Sunderland 2-2 Everton: great attacking game

November 23, 2010

The starting line-ups

A topsy-turvy game that ended with a result that reflects the balance of play.

Sunderland made two changes from last weekend’s shock win at Stamford Bridge: Darren Bent replaced Asamoah Gyan and Anton Ferdinand replaced Titus Bramble in straight swaps.

There were no surprises in the Everton side – it was the usual 4-4-1-1 with Johnny Heitinga in midfield alongside Mikel Arteta. Phil Neville and Seamus Coleman continued in tandem down the right.

First and foremost, this was a very good game. Both came out and played good passing football, looked to attack, and the game was open and attractive throughout.

Everton left side

As has been obvious so often this season, Everton’s left side is both their biggest strength going forward, and their biggest weakness defensively. Steven Pienaar’s tendency to drift inside allows Leighton Baines forward on the overlap, something he did to great effect early on, crossing for a trademark Tim Cahill header. His advance down the left also created Everton’s second best chance of the first half (another Cahill header) when he first won and then took a corner from the left. Eventually, he got a second assist too – since his pass to Mikel Arteta resulted in the Spaniard finishing via a deflection late on.

It’s interesting that Sunderland chose to switch their wingers for this game – that is, compared to the Chelsea game where Kieran Richardson played on the right, and Bolo Zenden on the left. In that game, Ashley Cole was pinpointed as such a big danger from full-back that Richardson was given a man-marking role, tracking Cole up and down the line all game. Perhaps Baines’ attacking qualities mean that he was deserving of similar treatment.

However, Pienaar also tends to neglect his defensive duties, and so Sunderland’s first goal coming down that side was not a huge surprise. Zenden did very well on the right to take the ball past Pienaar, then get a ball in towards Danny Welbeck, who slid in the cross.

It is also notable that Welbeck’s second goal – an excellent flicked header from Richardson’s cross – also came from the Everton left, although since this was following a corner it’s perhaps harsh to include this as further criticism of the players on that side of the pitch.

The Chalkboard below shows that Baines got forward to good effect, but Pienaar didn’t offer him much defensive protection.


by Guardian Chalkboards

Sunderland pressing

Like last week against Chelsea, Sunderland pressed Everton vigorously in midfield, which disrupted the away side’s passing game. Sunderland have a young, energetic side and this style of play suits them without the ball. There was also more variation between their strikers than last week – one of them, usually Welbeck, would drop into midfield out of possession, picking up one of Everton’s midfielders, often Mikel Arteta. Arteta wasn’t a particularly big influence on the game, despite his late goal, and misplaced more passes than usual.

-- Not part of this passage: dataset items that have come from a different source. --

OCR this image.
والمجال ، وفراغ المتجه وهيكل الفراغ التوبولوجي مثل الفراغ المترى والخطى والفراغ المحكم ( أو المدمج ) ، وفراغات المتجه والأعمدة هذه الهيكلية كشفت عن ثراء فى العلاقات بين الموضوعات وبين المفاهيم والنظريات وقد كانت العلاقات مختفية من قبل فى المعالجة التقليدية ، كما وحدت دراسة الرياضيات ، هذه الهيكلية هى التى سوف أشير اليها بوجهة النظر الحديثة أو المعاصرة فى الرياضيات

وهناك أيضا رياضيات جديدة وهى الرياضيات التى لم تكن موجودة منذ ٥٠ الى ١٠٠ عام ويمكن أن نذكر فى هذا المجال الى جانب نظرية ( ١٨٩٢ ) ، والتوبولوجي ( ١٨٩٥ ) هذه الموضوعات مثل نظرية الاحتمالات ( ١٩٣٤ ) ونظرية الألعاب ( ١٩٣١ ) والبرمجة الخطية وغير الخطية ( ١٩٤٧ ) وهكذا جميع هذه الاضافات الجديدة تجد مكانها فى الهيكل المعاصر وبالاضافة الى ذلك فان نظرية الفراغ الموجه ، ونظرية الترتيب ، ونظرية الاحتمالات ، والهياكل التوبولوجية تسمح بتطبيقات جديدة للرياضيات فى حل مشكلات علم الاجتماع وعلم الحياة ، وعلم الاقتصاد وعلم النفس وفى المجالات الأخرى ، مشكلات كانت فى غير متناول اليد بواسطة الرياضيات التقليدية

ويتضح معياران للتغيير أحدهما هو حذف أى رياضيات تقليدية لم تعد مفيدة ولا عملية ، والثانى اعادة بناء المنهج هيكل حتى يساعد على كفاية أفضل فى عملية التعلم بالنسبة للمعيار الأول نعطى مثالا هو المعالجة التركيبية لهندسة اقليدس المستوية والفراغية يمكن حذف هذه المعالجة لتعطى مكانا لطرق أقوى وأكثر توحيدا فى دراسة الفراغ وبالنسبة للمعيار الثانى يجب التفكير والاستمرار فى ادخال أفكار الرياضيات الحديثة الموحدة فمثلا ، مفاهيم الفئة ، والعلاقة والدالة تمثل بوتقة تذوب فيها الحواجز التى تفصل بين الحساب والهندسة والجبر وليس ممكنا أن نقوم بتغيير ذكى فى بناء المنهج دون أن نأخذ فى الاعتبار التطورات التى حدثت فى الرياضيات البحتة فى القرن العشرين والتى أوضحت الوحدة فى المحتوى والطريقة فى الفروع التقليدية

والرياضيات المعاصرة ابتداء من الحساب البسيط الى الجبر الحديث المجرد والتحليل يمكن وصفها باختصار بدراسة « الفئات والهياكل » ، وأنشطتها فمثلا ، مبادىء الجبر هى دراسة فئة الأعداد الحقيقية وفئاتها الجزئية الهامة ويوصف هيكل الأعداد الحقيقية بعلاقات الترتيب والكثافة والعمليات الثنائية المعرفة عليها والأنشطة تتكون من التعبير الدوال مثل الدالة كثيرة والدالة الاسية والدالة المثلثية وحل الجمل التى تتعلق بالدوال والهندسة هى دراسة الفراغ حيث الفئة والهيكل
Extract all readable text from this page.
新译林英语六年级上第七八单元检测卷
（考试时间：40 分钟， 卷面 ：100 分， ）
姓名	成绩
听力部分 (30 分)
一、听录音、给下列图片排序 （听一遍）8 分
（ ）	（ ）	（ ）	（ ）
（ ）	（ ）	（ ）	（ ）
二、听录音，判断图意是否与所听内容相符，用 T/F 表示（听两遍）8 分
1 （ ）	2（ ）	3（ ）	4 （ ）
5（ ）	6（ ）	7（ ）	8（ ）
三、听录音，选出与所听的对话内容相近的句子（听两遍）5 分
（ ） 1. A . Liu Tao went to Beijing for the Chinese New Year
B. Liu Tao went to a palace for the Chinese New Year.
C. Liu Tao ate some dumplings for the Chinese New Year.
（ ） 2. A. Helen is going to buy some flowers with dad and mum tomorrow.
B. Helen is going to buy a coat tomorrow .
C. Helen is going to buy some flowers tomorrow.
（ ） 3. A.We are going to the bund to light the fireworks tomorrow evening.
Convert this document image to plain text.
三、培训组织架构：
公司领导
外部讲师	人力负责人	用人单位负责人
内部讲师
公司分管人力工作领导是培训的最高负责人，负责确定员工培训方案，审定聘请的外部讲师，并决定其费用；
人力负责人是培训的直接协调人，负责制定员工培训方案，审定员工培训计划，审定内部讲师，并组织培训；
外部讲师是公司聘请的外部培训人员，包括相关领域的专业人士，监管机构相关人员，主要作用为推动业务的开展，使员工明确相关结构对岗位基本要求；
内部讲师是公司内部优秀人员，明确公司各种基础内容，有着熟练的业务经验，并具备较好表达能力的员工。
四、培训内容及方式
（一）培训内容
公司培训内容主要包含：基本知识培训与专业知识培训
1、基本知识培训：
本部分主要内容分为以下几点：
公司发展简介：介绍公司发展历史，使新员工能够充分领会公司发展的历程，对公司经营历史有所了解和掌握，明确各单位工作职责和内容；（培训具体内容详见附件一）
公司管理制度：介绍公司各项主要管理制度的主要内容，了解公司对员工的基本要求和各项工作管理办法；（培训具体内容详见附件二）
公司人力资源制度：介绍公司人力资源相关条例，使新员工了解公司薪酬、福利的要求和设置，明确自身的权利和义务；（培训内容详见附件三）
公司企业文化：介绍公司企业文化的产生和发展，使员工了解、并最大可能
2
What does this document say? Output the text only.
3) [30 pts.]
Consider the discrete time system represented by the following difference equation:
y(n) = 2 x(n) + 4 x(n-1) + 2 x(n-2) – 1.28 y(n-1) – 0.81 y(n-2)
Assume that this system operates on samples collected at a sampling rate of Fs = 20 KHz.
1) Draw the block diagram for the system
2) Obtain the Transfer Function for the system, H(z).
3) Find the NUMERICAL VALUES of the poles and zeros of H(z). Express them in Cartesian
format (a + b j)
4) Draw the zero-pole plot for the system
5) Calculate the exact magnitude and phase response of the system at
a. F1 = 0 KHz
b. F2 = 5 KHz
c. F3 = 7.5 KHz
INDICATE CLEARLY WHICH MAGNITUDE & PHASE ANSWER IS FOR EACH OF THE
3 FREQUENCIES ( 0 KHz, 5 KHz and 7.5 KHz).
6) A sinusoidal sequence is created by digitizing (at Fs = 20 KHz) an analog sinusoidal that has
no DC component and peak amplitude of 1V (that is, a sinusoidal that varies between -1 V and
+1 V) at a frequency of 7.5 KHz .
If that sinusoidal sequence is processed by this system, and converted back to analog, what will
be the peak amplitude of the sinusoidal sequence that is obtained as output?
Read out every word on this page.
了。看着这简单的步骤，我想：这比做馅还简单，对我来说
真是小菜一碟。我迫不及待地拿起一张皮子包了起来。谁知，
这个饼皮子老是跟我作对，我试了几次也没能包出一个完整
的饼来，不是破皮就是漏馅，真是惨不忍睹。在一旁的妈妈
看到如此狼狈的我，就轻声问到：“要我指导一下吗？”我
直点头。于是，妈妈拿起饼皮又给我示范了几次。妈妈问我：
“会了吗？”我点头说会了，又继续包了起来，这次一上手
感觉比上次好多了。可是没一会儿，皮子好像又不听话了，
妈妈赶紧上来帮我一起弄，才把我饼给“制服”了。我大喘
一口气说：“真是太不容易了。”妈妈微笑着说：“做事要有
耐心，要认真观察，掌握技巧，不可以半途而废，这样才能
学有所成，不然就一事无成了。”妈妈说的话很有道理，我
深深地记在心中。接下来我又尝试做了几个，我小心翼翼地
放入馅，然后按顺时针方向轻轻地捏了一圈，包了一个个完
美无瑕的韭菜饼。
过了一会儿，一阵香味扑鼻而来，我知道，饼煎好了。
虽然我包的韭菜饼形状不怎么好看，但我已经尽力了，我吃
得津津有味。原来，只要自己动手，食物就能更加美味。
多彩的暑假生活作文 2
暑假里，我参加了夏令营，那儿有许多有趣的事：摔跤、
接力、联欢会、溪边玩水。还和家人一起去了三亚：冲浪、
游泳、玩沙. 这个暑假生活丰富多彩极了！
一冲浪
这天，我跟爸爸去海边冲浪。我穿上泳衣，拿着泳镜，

However, it also meant that Jordan Henderson was more concerned with closing down the opposition than performing well on the ball, and he had a quiet game.

Welbeck on form

The game’s best player was Welbeck, who scored two well-taken goals, played his tactical role nicely, and also showed good link-up play throughout the game, completing 24 from 26 passes, below. The debate about Sunderland is whether Gyan and Bent will be able to play together, but at the moment Welbeck should be part of that discussion too, especially since he is capable of playing on the flank, playing in an out-and-out striking role (as against Chelsea) and playing just off a main striker here.


by Guardian Chalkboards

The key to the openness of the game, however, was that both sides played to their own strengths, and that respect it wasn’t a fascinating ‘tactical’ battle. One exception to this was that Zenden tracked Baines much better in the second half, possibly after being asked to play deeper by Steve Bruce.

Everton went 4-4-2 late on, bringing on Yakubu and Jermaine Beckford – Everton did get their equaliser and so credit should to go Moyes for putting on an extra attacker, although the goal did not stem directly from the change in shape – indeed if anything, Arteta should have been playing in a deeper role, since Heitinga had departed.

Conclusion

The left side remains the big talking point from Everton’s point of view. It might be worth David Moyes shifting his midfield two, so that the more defensive central midfielder is to the left, to give that extra bit of protection to Baines. The right side, with Coleman covering Neville, is much more secure.

Sunderland look better when playing this high pressing game in the centre of midfield. They are a very young side, so playing an energetic style of football suits them, and winning the ball high up the pitch and constructing quick mini-counter-attacks seems to favour their forwards too.